Abe sent the message to an annual ceremony held April 29 at the Koyasan temple in central Japan, but in his capacity as head of the ruling party, not as prime minister, Chief Cabinet Secretary Yoshihide Suga told reporters.

Japenese PM sent prayer note to ceremony honouring war criminals

Japanese PM Shinzo Abe. AFP

Suga was responding to a report by a Japanese newspaper that Abe's message, which was read out loud at the ceremony, said the war criminals had "sacrificed their souls to become the foundation of their country."

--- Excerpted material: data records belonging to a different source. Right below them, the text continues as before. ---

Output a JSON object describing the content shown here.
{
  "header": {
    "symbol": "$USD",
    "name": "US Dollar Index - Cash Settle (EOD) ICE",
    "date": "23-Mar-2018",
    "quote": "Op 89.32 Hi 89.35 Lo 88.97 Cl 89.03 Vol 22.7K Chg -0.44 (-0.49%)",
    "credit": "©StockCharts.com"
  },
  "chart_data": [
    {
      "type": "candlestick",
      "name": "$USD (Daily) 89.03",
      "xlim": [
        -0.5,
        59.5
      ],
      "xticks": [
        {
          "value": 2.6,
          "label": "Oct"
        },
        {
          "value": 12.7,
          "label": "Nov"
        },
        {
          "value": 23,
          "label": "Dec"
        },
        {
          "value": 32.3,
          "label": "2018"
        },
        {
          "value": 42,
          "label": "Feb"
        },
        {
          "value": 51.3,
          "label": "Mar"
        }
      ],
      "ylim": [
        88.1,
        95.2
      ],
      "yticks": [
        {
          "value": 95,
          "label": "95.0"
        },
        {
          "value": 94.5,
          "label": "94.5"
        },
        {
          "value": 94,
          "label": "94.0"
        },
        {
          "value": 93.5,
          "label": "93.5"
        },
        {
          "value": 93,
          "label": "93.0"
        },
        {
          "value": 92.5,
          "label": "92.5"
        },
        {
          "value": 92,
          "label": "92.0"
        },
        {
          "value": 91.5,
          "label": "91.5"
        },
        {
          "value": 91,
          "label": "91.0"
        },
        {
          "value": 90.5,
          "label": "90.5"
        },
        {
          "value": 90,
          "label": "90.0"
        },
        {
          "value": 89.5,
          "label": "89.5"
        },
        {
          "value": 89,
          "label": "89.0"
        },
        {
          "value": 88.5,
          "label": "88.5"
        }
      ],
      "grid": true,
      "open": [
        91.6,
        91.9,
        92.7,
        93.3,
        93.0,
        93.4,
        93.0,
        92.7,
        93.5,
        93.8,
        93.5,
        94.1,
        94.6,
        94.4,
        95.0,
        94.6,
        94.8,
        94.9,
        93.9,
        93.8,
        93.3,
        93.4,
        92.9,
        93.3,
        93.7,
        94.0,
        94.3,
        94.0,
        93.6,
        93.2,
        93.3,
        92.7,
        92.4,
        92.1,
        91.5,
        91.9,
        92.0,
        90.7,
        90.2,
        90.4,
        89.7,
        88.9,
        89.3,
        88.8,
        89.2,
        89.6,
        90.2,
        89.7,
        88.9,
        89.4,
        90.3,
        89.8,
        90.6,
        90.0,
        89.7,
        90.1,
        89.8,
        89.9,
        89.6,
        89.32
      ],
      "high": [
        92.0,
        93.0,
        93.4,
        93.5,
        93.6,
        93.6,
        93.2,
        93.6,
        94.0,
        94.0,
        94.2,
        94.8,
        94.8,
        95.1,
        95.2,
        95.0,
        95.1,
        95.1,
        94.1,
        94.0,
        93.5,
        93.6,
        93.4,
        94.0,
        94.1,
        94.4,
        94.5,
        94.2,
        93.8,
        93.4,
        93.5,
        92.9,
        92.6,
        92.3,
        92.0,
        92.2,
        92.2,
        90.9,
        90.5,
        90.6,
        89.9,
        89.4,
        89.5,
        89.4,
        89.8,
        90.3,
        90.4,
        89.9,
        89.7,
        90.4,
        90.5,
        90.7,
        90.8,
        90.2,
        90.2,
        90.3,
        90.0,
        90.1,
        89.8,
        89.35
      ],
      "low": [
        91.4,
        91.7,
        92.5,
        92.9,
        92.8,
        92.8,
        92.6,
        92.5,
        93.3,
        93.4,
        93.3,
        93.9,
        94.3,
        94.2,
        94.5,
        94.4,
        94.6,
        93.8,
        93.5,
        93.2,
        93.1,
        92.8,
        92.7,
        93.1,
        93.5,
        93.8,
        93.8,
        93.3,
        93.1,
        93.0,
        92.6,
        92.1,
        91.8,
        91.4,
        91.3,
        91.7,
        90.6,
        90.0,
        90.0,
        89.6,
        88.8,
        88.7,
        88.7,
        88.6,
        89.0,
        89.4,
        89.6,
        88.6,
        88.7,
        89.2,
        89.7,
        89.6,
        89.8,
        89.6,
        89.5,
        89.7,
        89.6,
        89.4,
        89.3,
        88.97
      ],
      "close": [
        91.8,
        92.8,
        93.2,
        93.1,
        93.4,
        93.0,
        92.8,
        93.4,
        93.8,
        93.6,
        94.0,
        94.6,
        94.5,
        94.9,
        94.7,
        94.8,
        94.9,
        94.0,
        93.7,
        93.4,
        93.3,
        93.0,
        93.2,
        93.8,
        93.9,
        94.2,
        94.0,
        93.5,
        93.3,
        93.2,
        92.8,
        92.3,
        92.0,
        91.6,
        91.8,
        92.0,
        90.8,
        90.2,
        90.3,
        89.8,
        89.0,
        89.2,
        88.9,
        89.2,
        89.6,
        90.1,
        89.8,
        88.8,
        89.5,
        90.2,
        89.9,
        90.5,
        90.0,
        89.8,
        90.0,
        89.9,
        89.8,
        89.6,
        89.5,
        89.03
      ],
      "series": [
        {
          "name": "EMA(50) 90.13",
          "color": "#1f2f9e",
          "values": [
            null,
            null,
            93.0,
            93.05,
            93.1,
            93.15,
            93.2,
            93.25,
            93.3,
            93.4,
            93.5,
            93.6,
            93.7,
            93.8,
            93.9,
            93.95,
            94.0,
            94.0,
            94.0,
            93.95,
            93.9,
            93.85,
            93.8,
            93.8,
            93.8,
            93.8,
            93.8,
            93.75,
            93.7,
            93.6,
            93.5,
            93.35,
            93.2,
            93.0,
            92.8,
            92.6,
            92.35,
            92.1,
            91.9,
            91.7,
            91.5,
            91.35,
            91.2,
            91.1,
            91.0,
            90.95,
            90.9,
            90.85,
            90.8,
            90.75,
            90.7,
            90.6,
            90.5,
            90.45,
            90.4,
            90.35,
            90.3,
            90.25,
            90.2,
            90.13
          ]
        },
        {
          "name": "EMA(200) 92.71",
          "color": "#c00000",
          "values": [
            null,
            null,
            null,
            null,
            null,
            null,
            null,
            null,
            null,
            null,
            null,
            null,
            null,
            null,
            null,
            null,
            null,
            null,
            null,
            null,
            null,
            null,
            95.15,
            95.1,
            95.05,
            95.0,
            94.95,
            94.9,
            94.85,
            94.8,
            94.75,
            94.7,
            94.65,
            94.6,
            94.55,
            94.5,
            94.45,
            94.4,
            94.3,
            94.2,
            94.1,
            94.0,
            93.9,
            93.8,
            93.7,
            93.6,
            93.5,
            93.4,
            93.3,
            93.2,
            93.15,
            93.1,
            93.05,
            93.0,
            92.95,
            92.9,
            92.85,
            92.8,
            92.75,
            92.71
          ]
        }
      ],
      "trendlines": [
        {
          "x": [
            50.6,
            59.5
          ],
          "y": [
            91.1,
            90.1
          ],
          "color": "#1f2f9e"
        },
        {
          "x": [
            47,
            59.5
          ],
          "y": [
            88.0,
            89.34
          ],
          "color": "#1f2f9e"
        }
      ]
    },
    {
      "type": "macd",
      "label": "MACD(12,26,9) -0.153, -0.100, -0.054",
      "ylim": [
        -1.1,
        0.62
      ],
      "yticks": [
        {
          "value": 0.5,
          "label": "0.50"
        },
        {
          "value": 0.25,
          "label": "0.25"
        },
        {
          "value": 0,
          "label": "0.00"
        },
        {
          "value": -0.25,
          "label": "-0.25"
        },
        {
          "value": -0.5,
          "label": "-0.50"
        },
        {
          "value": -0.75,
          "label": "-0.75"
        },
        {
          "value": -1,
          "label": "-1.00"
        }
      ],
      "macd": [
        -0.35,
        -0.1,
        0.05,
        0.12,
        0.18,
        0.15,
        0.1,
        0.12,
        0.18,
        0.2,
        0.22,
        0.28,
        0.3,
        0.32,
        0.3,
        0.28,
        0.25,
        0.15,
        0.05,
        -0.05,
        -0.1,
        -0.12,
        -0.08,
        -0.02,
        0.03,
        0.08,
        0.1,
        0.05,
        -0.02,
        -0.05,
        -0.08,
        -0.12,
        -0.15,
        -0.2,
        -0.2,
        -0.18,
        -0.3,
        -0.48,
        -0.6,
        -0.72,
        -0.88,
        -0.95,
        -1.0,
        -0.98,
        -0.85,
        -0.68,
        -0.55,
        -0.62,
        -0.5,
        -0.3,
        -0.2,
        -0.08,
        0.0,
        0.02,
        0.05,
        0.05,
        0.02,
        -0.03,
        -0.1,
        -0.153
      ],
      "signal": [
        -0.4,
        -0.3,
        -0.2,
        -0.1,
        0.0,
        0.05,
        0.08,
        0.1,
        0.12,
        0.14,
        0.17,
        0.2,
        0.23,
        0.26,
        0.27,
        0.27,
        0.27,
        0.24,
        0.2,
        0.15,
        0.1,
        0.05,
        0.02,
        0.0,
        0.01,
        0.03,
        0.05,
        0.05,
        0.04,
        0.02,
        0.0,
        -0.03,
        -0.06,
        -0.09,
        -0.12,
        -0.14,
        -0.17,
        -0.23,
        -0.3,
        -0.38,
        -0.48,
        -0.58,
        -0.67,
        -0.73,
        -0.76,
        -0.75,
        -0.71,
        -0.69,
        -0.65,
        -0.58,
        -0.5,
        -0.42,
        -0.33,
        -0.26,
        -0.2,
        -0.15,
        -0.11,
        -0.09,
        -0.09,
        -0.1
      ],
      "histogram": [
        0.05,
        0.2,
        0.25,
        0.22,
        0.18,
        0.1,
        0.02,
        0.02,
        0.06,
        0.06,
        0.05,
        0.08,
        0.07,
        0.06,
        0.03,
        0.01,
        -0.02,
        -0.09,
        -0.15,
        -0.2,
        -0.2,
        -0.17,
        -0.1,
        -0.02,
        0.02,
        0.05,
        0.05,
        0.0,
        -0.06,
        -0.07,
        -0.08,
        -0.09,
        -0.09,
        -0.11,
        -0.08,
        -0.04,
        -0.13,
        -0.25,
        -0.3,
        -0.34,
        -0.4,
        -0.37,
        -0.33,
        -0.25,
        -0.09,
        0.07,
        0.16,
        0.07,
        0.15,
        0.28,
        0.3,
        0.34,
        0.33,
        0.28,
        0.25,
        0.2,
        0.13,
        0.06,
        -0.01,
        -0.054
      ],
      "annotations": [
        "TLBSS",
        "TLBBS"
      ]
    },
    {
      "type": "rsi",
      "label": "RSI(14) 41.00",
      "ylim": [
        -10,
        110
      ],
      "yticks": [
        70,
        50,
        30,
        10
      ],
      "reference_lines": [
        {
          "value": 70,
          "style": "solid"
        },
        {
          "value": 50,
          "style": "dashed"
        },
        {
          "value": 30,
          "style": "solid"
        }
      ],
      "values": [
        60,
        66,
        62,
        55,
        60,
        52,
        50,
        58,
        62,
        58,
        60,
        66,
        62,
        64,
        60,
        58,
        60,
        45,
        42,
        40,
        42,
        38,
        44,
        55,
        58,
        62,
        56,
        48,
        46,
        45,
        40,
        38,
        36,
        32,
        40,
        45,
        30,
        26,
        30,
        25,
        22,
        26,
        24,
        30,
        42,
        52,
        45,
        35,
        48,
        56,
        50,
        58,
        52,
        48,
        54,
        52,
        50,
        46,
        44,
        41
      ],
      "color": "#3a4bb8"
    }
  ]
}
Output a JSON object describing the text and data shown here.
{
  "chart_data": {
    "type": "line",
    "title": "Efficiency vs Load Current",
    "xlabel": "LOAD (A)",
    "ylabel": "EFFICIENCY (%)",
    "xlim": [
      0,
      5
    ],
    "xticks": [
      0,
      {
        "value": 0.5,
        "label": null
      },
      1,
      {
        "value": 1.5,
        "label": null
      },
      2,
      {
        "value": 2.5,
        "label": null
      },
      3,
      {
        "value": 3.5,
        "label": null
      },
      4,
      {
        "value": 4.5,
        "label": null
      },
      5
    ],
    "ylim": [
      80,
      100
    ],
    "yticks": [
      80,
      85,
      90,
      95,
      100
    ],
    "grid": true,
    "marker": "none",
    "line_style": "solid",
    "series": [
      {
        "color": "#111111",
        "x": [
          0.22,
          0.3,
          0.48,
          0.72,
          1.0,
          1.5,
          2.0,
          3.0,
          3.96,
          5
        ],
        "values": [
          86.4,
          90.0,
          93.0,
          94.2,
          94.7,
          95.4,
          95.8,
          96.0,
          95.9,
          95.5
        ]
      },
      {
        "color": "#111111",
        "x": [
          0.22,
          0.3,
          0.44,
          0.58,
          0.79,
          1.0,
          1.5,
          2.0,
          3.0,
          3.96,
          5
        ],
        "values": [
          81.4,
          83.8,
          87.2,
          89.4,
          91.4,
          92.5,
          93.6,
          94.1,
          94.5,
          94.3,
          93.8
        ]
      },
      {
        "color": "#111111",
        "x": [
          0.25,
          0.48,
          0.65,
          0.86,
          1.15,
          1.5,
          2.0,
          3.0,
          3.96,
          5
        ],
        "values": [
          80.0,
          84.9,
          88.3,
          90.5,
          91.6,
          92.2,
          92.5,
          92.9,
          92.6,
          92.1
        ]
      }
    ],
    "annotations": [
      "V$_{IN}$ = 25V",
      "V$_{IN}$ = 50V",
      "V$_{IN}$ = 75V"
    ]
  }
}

Abe also sent a similar message to last year's memorial service, the Asahi newspaper said in its report. The revelation could worsen Japan's ties with China,
which sees honouring war criminals as a lack of remorse by Tokyo over wartime aggression.

The ceremony was held in front of a stone monument that honours about 1,180 Japanese war criminals, including wartime Prime Minister Hideki Tojo and 13 other executed leaders from the era.

The 14 "Class A" criminals, who are also honoured at Tokyo's Yasukuni Shrine, were convicted of crimes against peace and humanity by the International Military Tribunal for the Far East, held in Tokyo by the allied forces after the
war.

Suga acknowledged that Japan has accepted the tribunal's decisions, laid out in the San Francisco Peace Treaty, as the conditions for Japan's return to the international community.

Abe, however, has said that those convicted by the
tribunal are not considered war criminals under domestic law. Ceremony organisers said on their website that those who were executed were "wrongfully convicted" by the allies and that their honour should be restored.